Han dejado de oírse los taponazos del cava —«¡cuidado!, que no dé en el techo»— y se han apagado los millones de bombillas que iluminaban nuestras calles y que, un año más, no han tenido la virtud de curar nuestra ceguera, luces que han sido testigos de nuestro afanoso ir y venir de acá para allá en el torbellino de comprar algún regalo, luces que, sobre todo, han resaltado más nuestra oscuridad interior.
La estrella de los Magos se ha quedado solo de adorno en nuestros escasos belenes y ya no indica nada a nadie. No sé si los ángeles de los pastores se han desgañitado este año para anunciar a Jesucristo recién nacido, pero sí que puedo asegurar que hasta los pequeños centros comerciales del barrio rompían los tímpanos como nunca con la desaforada murga, más que cantinela, de los peces que no acaban de ahogarse en el río y la Virgen lavandera de pañales; de modo que un “chip” de defensa se encendía en mis oídos y en mis ojos y filtraban tanto villancico frenético y tanto papá Noel mofletudo…, cosas que han intentado arrancar de mi corazón lo poquito que quedaba en él de genuino de la dulce Navidad.
Y de repente me he visto con un calendario distinto ante mí, con un año nuevo con sus doce meses por delante y el paso del tiempo ha comenzado a planchar los vacíos de mi alma. En medio de tantas luces era como un ciego iluminado, circundado de multitud apabullante de focos por fuera y amargamente a oscuras por dentro. «¡Señor, que vea!», he gritado como el ciego de Jericó. «¡Luz!, ¿dónde estás, luz?, que no hago más que tropezar, caer de bruces y morder el polvo».
Y también de repente he oído una voz —dentro del silencio de mi soledad, cuando todos los ruidos y murmullos han recuperado el decibelio cero—: «Yo soy la Luz» (Jn 8,12). Un ángel —debía ser el mío— me ha traído la imagen serena de Cristo en la Cruz, donde no sabía yo si admirar más ese señorío amoroso de su mirada brillante o el dolor infinito de sus ojos apagados, ya vidriosos por el sufrimiento. Yo soy la Luz y «la Luz brilla en las tinieblas» (Jn 1,5). «Señor, exclúyeme de los que no te recibieron —he clamado casi con lágrimas en los ojos—, “déjame ver la Luz en tu Luz”» (Sal 36,10).
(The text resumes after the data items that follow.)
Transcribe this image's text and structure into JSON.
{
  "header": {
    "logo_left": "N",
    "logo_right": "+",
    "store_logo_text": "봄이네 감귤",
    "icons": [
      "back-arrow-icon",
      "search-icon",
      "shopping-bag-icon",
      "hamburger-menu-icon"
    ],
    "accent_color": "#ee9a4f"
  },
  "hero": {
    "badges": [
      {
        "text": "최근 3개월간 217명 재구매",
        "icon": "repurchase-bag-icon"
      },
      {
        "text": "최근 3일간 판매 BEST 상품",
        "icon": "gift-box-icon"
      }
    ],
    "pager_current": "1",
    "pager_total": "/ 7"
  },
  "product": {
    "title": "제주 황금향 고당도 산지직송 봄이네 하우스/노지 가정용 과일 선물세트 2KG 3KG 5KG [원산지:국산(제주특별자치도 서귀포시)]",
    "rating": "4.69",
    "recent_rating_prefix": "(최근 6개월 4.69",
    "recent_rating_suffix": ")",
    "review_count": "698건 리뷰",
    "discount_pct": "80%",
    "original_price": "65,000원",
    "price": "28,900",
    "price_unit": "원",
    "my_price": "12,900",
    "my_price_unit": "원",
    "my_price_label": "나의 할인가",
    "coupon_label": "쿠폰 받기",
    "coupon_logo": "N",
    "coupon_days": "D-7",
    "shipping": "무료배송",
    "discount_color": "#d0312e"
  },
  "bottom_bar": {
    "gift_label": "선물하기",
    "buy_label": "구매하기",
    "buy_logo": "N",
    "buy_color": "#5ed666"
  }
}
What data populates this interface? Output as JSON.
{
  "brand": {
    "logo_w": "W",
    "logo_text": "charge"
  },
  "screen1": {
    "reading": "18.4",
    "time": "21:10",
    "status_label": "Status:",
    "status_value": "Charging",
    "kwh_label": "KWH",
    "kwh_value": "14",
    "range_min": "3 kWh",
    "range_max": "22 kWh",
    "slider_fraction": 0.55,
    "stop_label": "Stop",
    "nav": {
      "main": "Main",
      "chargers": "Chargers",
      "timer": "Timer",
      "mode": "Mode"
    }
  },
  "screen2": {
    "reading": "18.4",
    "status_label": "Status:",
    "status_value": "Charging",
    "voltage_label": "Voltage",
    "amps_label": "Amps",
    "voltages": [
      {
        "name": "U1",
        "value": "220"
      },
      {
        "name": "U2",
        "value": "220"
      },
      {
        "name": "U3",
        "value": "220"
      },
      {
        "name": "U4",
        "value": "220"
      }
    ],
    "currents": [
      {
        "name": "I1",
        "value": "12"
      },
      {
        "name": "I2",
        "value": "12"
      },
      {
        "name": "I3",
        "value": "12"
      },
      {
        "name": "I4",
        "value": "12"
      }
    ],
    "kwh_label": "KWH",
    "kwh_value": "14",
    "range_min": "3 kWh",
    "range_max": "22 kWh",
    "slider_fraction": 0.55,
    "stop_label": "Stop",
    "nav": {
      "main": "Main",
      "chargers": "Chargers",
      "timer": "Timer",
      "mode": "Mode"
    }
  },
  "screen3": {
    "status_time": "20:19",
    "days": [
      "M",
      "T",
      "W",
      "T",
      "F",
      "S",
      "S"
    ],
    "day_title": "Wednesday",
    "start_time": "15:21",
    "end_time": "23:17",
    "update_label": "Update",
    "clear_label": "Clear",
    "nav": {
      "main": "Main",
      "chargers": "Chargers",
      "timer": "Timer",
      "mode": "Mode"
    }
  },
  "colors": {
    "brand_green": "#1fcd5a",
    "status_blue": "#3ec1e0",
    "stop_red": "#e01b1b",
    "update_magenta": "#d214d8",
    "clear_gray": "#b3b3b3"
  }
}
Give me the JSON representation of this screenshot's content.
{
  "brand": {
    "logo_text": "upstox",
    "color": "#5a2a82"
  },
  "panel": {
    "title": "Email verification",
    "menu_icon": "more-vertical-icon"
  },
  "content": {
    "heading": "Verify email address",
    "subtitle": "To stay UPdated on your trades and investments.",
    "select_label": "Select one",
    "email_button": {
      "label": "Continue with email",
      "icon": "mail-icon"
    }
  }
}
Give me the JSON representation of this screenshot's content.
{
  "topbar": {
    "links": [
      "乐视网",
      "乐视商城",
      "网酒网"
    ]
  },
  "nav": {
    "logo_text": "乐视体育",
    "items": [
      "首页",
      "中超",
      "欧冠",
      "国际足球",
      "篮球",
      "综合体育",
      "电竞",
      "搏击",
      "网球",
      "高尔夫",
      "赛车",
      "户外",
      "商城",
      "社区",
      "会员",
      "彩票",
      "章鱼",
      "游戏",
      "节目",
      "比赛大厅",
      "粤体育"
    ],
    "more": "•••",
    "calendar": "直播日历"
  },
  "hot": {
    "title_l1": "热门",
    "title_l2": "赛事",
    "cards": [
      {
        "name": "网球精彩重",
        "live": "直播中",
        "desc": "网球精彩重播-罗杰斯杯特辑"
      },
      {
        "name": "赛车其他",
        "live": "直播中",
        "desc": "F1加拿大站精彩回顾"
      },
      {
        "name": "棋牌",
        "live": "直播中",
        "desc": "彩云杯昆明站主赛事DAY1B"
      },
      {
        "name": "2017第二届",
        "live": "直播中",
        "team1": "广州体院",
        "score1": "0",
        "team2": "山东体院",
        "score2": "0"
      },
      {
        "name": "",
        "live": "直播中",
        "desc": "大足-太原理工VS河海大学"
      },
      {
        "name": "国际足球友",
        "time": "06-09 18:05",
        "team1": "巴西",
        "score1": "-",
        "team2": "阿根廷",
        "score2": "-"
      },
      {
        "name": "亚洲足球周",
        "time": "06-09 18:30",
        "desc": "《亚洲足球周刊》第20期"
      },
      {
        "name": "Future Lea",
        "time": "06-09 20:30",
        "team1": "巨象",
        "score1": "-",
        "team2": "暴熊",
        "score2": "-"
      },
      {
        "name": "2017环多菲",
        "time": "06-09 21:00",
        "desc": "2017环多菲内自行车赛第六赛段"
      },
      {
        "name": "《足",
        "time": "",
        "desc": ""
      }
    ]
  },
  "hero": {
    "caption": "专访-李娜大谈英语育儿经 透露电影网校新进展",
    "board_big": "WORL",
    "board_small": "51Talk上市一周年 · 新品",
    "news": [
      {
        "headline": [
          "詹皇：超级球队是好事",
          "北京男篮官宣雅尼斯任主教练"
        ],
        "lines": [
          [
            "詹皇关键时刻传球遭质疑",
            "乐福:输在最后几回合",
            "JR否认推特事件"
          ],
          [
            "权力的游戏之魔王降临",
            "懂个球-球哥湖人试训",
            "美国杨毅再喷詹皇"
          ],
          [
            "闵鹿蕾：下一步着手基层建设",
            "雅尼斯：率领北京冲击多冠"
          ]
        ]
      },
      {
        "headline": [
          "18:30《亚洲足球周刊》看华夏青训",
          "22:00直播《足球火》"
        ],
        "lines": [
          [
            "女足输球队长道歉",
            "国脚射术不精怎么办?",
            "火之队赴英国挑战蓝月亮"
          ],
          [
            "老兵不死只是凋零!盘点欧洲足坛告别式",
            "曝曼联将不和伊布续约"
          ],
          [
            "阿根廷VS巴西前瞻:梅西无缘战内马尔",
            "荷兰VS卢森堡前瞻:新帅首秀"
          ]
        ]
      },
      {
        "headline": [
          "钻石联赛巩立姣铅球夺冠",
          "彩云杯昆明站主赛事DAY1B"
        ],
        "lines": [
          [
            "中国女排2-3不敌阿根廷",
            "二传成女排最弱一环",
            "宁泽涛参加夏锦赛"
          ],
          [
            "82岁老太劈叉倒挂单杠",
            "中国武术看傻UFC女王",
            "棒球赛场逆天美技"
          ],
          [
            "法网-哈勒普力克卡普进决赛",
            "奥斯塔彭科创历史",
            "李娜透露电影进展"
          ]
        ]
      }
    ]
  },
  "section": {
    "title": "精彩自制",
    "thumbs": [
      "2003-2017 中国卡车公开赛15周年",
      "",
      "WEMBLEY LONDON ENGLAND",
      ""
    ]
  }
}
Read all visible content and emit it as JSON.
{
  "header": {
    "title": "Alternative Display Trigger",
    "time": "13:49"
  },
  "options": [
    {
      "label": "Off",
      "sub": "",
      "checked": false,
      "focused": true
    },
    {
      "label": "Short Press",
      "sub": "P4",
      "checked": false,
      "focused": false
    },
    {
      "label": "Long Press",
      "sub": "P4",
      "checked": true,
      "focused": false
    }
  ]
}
Desde las primeras páginas del primer número de la Revista Buenanueva en este comienzo del año 2010, todos los que trabajamos en ella te deseamos un feliz Año. «Año Nuevo, BuenaNueva» no es un eslogan para quedar bien ni una propaganda de la revista, sino un deseo de que resplandezca esa Luz, ahora que empezamos a caminar hacia la «Pascua sagrada, ¡oh, fiesta de la Luz!: despierta tú, que duermes y el Señor te iluminará» (ver Ef 5,14).